First, to see where automation will add the most value, executives must understand their most pressing business needs. Are they in a mature and competitive industry where cost control is essential? If yes, they may choose to focus on automation initiatives that purely cut costs (e.g. compliance processes). Alternatively, if the industry is growing and competitors are rushing to gain market share, executives may choose to automate processes related to customer onboarding, for example. After all, the easier you make it for customers to join you, the faster you grow.

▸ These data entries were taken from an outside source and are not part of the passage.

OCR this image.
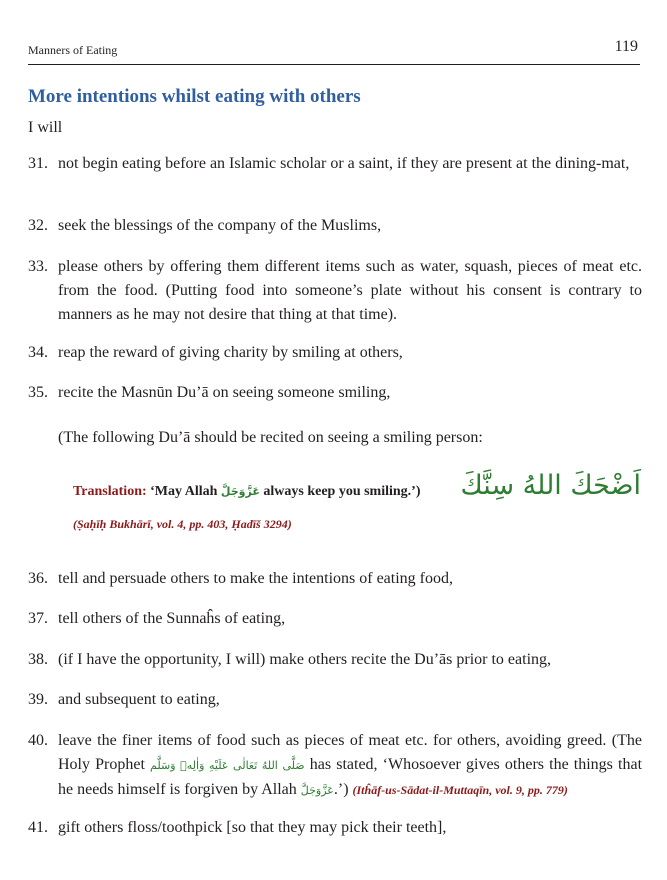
Manners of Eating	119
More intentions whilst eating with others
I will
31. not begin eating before an Islamic scholar or a saint, if they are present at the dining-mat,
32. seek the blessings of the company of the Muslims,
33. please others by offering them different items such as water, squash, pieces of meat etc. from the food. (Putting food into someone’s plate without his consent is contrary to manners as he may not desire that thing at that time).
34. reap the reward of giving charity by smiling at others,
35. recite the Masnūn Du’ā on seeing someone smiling,
(The following Du’ā should be recited on seeing a smiling person:
اَضْحَكَ اللهُ سِنَّكَ
Translation: ‘May Allah عَزَّوَجَلَّ always keep you smiling.’)
(Ṣaḥīḥ Bukhārī, vol. 4, pp. 403, Ḥadīš 3294)
36. tell and persuade others to make the intentions of eating food,
37. tell others of the Sunnaĥs of eating,
38. (if I have the opportunity, I will) make others recite the Du’ās prior to eating,
39. and subsequent to eating,
40. leave the finer items of food such as pieces of meat etc. for others, avoiding greed. (The Holy Prophet صَلَّى اللهُ تَعَالٰى عَلَيْهِ وَاٰلِهٖ وَسَلَّم has stated, ‘Whosoever gives others the things that he needs himself is forgiven by Allah عَزَّوَجَلَّ.’) (Itĥāf-us-Sādat-il-Muttaqīn, vol. 9, pp. 779)
41. gift others floss/toothpick [so that they may pick their teeth],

Second, the decision to build or buy cognitive RPA solutions (and AI solutions in general) largely depends on the firm’s internal AI and data science capabilities. Relatively few firms will have large numbers of specialized staff and the AI maturity to build everything in-house. At the other end of the spectrum, companies with little expertise can purchase cognitive RPA platforms from vendors such as UiPath and Automation Anywhere and implement individual RPA solutions before scaling up.
A hybrid approach might bear more fruit in the long term. Having internal subject matter experts and developers collaborate with cognitive RPA vendors can result in tailored, scalable solutions that are meeting the precise needs of the organization.
Finally, the goal should always be implementation at scale. That is where the highest return on investment comes from. It doesn’t make much sense for different departments to use independent RPA tools. The cost savings and data insights will be far greater if an RPA system can access data and optimize interconnected processes across departments and countries. Insights from systems that capture company-wide knowledge will help executives make informed, timely, and data-driven strategic decisions.